Some parents believed if they invested money and effort when a child was young, they would reap financial rewards through professional sporting careers, he said. Think Tiger Woods and the Williams sisters.

But, he said, parents were not necessarily pushing their children. "Kids with a natural talent often want to do it."

Priced at between $40 and $80 a session, a personal trainer is not the the cheapest way for parents to maintain children's fitness levels. But for some, it's a last resort.

North Shore's Sylvestre Gahungu started his 13-year-old daughter with a personal trainer six weeks ago. He hoped regular gym sessions would save her from obesity-related illness, as well as teasing.

"She's been overweight since she was 5," he said. "We've always tried to get her into exercise and put her on diets, but it didn't work."

The girl's doctor said she was at high risk of developing diabetes unless she lost weight.
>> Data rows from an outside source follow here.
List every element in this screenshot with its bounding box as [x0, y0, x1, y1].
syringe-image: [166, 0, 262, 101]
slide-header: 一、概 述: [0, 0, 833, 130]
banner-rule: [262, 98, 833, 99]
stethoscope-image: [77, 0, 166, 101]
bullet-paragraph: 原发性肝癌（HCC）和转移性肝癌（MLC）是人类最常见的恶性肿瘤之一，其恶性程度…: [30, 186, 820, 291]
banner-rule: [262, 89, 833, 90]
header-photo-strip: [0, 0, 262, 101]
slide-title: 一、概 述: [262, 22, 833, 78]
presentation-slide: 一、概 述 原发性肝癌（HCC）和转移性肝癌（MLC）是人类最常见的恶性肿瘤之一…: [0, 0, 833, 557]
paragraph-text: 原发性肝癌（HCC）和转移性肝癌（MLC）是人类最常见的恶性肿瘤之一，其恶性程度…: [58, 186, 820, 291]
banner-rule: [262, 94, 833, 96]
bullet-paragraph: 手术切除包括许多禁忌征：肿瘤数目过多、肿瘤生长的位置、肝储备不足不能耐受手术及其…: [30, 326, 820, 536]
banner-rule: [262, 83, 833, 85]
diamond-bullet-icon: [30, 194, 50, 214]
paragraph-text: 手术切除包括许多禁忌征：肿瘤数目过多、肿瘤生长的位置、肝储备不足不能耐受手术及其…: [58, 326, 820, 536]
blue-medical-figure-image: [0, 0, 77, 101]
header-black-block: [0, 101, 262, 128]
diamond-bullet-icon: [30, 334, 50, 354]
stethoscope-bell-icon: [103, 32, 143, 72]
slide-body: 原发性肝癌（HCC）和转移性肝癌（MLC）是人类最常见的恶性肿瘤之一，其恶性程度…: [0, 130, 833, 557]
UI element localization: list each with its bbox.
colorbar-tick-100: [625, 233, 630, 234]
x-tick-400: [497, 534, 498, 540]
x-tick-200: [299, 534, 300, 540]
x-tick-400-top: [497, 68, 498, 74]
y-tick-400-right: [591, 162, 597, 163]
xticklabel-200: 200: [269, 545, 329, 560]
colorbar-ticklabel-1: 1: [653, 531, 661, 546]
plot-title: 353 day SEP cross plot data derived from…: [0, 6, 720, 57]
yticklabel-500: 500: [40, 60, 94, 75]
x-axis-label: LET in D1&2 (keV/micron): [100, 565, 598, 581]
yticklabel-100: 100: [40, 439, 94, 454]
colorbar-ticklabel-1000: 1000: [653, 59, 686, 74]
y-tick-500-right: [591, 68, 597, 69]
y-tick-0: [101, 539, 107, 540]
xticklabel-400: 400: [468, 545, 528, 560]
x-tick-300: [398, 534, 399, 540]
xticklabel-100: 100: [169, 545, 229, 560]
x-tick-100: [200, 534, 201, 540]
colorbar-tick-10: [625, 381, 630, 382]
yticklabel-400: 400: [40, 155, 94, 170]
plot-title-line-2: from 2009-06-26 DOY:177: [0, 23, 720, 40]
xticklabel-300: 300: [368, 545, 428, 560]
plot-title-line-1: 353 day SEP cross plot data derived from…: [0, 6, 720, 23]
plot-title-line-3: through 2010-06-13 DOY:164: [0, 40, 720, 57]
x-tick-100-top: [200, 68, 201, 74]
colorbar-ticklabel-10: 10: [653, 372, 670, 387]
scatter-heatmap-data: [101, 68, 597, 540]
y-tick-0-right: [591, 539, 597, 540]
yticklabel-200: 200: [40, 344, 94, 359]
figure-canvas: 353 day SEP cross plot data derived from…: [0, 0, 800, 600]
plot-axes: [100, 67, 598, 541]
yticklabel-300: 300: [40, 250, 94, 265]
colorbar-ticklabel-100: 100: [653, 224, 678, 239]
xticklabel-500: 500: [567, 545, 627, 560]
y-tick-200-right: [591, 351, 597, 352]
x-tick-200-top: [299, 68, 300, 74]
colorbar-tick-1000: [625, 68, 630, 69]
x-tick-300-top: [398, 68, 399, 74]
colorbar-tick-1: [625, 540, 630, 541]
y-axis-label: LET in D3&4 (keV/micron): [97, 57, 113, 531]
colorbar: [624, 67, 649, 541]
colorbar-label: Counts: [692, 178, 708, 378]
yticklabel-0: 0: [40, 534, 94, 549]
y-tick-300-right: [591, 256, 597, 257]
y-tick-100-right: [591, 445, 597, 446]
"We thought maybe the gym, and a trainer, could work as a motivator," Gahungu said.

"It's quite expensive but we look at what we can do that is best for her and so we are prepared to make some sacrifices." His daughter had lost 4kg since starting with her trainer. She attends the gym, with her mother, six days a week.

Brahm Richards is a 10-year-old fitness freak - perhaps unsurprisingly, because his parents own a gym. He's in two representative level soccer teams, plays tennis and takes karate, judo, wrestling and swimming lessons.

The Auckland schoolboy recently added time with a personal trainer to his after-school activity list.

"I want to play for the New Zealand Knights," he told the Herald on Sunday.

Brahm said he hoped the training would help get him there. Dad Paul Richards, owner of the Club Physical gyms, said he hoped so, too.

Training children was controversial, he said, but becoming more accepted within the New Zealand industry and with Kiwi parents. "We're on the crest of a wave."

He said that even two to three years ago many trainers believed children and weights didn't mix. But US research, showed it was safe for children as young as 7 to use weights, with the correct technique.

Brahm's trainer, Toni King, 65, has nine children on his books. He provides nutritional and lifestyle advice for parents and children, on top of their regular workouts.

Personal trainer Jon Routhan has trained children as young as 8, but is now concentrating on group work with some even younger.

"I believe in getting in there as young as possible."

He is training 3- and 4-year-olds at a Ponsonby preschool, in a group exercise programme he developed, called Little Pinnacles. He said parents who hired trainers to get their children or teenagers off the couch often acted too late. Psychologist Sara Chatwin said parents should think twice before hiring a personal trainer. There was a fine line between healthy encouragement and pressure. Children could become hyper-sensitive to their image or weight, she said, which could develop into resentment or even anorexia.